The following is a list of graphs that we will be using in this course.

Scatter plot

Use to display a numeric response variable with a numeric predictor variable.  You may include different categories within your data. For instance, perhaps you want to look at the dispersal distance of black bears over time, with time as your predictor and distance as your response.  You can use different colors or symbols to represent different groups of bears (e.g. red for females and blue for males, or triangles for juveniles and circles for adults).

Bar graph

Use to display count data, usually from a specific response variable. Can also incorporate information about categorical predictor variables. Alternatively, this plot can be used to display summary information from a continuous numeric response variable with a categorical predictor variable – usually the mean of the response and appropriate error bars are displayed for each level of the categorical predictor variable.

 

Box plot

Use to display a continuous numeric response variable with a categorical predictor variable.  This is an alternative to the summary version of a bar graph and allows the viewer a better understanding of variation in the data.

 

Frequency Histogram

Shows how individuals are distributed along an axis of the measured variable. Frequency (the Y axis) can be absolute (i.e. number of counts) or relative (i.e. percent or proportion of the sample).

 

 

Briefly, let us look at an example of all these graphs in the context of an example, before learning to make each of them in Excel. These examples were all generated in a different software, called R. It is important to be able to recognize these graphs no matter what software was used to produce them.

 

Example

This data set contains information on abalones (sea snails). We are interested in being able to predict their age using physical measurements. Age is obtained by a procedure which involves staining and counting rings under a microscope. We explore various variables in the following graphs.

Due to our interest in predicting Age, we probably want to examine the distribution of Rings. This is a histogram of the variable Rings. We can see it has one peak (unimodal) with a tail off to the right side (right-skewed). The peak seems to be around 10 rings. The number of rings seems to range from 0 to 30.

This is a boxplot of the variable Rings. We see many outliers (the dots) here. In fact, there may be many data points on top of each other at those points. The box itself shows us where the middle 50% of the data is. Here, we see 50% of the data lies between about 8 rings and 11 rings. The median seems to be 9 rings (where the middle bar is). The minimum is 1 ring and the maximum looks to be 29 rings. Observations with 3 or fewer rings or with 16 or more rings are flagged as outliers.

 

A variable that might impact our investigation is the Sex of the abalone. Here, in a barchart of the variable Sex, we can see that there were THREE levels of Sex recorded.
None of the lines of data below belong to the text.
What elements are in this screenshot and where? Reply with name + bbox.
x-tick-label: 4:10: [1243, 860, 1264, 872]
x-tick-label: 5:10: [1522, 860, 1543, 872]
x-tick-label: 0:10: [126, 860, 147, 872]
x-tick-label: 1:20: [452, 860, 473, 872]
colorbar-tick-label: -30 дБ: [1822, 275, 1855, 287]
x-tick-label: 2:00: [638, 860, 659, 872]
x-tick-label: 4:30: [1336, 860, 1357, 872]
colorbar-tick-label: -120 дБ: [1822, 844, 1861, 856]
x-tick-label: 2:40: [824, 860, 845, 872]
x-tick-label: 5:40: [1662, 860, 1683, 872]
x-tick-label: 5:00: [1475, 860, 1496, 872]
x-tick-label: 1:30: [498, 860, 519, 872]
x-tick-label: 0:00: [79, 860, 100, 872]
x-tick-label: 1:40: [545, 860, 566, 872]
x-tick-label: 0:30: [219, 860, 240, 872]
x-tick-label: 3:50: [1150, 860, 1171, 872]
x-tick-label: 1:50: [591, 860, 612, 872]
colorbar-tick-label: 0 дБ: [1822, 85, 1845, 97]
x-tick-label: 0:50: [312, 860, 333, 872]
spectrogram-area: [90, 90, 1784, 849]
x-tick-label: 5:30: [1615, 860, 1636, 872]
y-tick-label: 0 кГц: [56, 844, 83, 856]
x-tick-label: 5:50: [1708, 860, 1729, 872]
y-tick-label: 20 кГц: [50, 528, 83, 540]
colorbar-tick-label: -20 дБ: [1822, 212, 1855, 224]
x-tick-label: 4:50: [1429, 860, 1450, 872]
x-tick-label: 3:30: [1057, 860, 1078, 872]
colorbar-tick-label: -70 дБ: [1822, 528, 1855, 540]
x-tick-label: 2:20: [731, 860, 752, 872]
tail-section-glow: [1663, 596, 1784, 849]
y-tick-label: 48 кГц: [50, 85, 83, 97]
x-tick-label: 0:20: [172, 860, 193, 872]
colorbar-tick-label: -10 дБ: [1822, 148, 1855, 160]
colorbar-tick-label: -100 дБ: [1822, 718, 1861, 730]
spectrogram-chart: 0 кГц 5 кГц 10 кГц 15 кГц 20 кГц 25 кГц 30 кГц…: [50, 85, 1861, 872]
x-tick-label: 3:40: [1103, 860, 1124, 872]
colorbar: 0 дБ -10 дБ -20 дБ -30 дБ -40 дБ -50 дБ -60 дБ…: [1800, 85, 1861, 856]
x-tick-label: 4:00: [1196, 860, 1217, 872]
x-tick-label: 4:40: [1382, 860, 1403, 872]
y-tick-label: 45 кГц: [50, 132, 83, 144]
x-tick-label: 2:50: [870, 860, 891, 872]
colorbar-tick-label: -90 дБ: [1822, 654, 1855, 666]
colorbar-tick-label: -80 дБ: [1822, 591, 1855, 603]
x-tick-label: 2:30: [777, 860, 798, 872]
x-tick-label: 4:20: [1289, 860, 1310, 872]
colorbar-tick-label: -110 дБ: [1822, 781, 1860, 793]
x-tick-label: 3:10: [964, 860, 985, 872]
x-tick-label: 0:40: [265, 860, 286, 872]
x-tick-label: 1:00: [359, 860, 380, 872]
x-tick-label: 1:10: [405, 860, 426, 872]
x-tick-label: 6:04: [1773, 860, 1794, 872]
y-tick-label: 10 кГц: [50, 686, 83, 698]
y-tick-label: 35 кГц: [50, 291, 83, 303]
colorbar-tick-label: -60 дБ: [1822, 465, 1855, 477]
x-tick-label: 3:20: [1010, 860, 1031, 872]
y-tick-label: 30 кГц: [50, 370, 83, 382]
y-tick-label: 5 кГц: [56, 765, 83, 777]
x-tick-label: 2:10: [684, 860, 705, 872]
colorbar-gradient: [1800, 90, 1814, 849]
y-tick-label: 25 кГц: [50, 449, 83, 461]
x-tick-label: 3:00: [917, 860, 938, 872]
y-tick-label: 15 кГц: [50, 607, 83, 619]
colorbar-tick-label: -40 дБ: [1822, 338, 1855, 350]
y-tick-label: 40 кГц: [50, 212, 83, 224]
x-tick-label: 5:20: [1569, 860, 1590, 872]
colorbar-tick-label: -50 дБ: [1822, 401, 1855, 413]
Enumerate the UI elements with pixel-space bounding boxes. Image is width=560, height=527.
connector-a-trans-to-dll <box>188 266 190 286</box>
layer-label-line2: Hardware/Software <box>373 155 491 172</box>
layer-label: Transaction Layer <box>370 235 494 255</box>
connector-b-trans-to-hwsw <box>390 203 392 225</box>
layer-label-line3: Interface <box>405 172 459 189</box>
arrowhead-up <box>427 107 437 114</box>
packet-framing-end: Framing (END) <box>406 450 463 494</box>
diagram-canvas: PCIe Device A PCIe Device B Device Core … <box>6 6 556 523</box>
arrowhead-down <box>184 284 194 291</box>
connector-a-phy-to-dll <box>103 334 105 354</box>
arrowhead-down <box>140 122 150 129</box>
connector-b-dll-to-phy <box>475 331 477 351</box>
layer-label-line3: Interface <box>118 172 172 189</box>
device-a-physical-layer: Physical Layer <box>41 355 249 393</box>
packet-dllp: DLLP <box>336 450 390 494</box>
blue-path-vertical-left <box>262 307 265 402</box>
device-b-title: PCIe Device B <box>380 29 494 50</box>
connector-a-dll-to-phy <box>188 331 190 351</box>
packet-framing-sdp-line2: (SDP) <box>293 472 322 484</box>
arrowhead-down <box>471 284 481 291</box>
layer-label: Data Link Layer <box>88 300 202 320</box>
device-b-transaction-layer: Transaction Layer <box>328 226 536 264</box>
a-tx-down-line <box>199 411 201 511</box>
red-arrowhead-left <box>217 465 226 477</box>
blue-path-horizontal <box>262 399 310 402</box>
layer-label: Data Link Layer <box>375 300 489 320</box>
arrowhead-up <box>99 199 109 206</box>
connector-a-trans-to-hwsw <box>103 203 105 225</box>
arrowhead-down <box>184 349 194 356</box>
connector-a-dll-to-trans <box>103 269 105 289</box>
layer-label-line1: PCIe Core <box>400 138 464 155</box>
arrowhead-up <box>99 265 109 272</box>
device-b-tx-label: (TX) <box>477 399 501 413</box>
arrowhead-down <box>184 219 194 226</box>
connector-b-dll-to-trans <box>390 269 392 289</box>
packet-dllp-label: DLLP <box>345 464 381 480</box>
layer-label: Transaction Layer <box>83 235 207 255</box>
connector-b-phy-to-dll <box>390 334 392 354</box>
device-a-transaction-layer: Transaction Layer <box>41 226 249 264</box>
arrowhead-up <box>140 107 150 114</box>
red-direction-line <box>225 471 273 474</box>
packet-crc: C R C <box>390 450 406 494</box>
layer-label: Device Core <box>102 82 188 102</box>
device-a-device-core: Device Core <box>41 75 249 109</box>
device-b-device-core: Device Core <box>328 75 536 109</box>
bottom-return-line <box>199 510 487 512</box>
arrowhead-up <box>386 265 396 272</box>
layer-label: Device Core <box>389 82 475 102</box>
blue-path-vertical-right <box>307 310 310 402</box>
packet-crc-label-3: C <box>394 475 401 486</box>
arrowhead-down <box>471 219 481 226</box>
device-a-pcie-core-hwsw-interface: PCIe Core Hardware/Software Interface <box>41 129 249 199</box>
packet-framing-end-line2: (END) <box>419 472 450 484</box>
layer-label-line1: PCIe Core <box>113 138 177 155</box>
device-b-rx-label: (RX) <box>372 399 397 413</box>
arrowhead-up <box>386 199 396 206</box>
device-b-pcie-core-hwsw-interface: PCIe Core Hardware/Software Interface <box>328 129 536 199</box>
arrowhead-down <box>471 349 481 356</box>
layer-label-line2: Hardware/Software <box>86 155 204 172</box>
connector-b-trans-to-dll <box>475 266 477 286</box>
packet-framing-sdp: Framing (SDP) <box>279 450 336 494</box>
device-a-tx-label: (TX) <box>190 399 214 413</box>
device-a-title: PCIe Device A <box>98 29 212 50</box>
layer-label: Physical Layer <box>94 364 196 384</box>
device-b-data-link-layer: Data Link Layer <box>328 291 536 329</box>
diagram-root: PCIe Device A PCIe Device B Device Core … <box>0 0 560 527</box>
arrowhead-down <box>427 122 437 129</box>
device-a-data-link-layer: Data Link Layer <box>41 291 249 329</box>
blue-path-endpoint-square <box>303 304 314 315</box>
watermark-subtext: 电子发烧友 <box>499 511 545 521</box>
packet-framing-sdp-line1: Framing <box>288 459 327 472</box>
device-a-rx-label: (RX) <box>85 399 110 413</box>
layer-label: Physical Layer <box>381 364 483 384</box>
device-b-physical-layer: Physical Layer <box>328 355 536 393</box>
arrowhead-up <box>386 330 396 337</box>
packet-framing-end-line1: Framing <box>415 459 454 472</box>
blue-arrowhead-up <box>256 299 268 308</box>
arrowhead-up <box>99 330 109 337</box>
The levels were Male, Female, and Infant. There appear to be more Males than Infants recorded, and more Infants recorded than Females.

We can make a side-by-side boxplot to compare the Ring values across the Sexes. As expected, you can see the Infants have fewer rings than the Males and Females, at least comparing the medians. Typically for these plots, you can compare the medians (the black dots, middle bars, depending on the command used) and the variable spreads via the sizes of the boxes (this is called the Interquartile range). Here, the spreads all look very similar, and all groups have outliers.

 

Finally, we know we want to use other variables in the data to try to predict Rings, so we should examine the relationship of Rings with those other variables. This is a scatterplot of Diameter (X) vs. Rings (Y). We see an overall linear pattern with positive association, but with increasing spread.

This plot could have a regression line added (you will learn about linear regression later this semester).

We could factor Sex into this plot by adding it as a grouping variable to the plot as well. Here, there are many data points, so the colors overlap and can make it hard to see the differences, but the idea is you can include different colors or symbols to denote different groups.